Wirecard-Skandal: Staats­anwaltschaft untersucht Finanz­aufsicht Bafin

Veröffentlicht am: 25. Februar 2021, 11:04 Uhr. 

Letzte Aktualisierung am: 25. Februar 2021, 11:11 Uhr.

Im Zuge des Skandals um den Finanzdienstleister Wirecard prüft die Staatsanwaltschaft Frankfurt nun ein Verfahren gegen die Finanzaufsicht Bafin. Damit ziehen die Ermittlungen rund um den insolventen Abwickler von Glücksspiel-Finanztransfers immer weitere Kreise.

Wirecard Zentrale
Die Wirecard-Ermittlungen dauern an (Bild: Wikimedia/Kaethe17, Lizenz: CC BY-SA 4.0)

Am Mittwoch hatte ein Sprecher der Staatsanwaltschaft bekanntgegeben, dass von der Bafin im Rahmen einer Vorprüfung weitere Informationen eingefordert worden seien. Es werde untersucht, inwieweit die Finanzaufsicht ihrer Aufsichtspflicht bei Wirecard hinreichend nachgekommen sei.
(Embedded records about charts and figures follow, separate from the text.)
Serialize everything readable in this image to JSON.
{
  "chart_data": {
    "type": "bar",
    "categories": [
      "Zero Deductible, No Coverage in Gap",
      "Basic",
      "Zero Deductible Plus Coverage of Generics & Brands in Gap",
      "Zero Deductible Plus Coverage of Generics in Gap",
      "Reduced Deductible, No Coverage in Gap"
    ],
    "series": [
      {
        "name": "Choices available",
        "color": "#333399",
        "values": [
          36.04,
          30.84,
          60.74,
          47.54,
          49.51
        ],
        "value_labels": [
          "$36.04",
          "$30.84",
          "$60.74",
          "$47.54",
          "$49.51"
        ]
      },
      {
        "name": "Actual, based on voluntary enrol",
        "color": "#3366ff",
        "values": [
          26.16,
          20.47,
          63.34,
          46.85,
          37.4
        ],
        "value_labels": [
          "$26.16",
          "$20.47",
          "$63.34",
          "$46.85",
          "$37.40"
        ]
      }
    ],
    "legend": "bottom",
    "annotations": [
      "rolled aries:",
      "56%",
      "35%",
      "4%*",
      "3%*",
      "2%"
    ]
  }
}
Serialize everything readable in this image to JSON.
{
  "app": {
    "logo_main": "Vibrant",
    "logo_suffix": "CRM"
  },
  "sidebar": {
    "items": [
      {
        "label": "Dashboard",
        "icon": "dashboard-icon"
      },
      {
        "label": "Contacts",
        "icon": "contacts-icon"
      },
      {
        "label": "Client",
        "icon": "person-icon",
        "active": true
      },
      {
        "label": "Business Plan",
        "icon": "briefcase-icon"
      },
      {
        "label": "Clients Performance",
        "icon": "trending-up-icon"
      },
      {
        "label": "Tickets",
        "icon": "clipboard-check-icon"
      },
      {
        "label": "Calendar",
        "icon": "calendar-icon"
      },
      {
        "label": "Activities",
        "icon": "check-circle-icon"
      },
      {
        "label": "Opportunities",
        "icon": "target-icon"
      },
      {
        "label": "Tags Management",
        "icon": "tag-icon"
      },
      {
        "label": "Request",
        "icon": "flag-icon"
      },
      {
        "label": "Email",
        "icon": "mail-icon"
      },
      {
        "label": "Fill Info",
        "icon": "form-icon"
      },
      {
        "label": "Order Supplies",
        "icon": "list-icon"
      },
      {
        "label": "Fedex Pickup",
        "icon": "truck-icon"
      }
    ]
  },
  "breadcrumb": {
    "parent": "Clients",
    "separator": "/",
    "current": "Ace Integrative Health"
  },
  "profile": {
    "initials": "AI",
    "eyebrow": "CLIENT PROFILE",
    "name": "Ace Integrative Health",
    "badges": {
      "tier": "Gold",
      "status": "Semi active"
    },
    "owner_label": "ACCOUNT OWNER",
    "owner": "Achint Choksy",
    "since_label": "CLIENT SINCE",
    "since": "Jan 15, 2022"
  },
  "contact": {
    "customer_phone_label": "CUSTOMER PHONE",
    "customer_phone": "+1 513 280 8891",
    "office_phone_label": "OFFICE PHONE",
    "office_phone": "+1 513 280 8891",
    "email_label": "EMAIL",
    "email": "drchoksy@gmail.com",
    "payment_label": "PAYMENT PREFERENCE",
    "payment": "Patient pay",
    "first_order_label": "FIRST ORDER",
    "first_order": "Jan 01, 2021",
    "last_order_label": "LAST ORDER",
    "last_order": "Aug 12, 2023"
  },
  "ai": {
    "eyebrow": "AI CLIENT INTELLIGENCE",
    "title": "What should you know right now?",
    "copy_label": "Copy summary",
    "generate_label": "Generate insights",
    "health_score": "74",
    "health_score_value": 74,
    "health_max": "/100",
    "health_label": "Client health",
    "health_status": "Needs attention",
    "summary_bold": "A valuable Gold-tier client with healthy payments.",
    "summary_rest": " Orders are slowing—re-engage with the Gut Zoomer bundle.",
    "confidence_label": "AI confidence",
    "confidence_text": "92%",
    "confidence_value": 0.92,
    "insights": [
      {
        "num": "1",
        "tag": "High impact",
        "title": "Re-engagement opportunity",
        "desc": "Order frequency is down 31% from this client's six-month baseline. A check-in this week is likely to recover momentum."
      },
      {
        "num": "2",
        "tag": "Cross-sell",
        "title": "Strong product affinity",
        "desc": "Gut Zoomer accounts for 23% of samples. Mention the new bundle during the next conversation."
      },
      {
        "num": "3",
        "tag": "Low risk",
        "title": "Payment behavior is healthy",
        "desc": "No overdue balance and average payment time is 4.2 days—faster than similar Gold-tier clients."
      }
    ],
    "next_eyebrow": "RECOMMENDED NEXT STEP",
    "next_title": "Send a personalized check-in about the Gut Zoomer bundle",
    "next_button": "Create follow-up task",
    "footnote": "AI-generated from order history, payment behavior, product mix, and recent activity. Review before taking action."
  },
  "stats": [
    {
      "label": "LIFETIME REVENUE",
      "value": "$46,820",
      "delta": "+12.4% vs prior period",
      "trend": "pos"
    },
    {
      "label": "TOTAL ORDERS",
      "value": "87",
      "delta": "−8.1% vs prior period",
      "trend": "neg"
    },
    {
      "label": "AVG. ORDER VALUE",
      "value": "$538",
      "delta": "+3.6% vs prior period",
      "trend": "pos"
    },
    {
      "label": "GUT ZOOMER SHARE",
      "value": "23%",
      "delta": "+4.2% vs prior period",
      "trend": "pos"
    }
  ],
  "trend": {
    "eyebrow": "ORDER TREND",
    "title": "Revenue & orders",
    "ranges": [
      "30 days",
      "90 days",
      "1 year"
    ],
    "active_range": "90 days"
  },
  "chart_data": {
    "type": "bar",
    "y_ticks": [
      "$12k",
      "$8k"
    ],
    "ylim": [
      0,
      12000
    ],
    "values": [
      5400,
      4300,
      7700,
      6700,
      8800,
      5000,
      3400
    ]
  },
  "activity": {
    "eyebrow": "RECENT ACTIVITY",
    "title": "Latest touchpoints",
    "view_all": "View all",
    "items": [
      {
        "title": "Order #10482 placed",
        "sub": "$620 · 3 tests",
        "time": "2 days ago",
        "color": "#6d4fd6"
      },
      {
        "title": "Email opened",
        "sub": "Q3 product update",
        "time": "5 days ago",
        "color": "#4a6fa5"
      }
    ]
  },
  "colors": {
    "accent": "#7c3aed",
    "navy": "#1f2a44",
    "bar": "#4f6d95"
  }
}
In diesem Zusammenhang habe man der Bafin ein Auskunftsersuchen übergeben. Dieses sei zugleich an eine weitere, namentlich nicht genannte Bundesbehörde sowie an eine Privatbank gegangen.

Die Staatsanwaltschaft wies gegenüber dem Handelsblatt auf den frühen Stand der Ermittlungen hin.

Wir haben noch kein förmliches Ermittlungsverfahren eingeleitet.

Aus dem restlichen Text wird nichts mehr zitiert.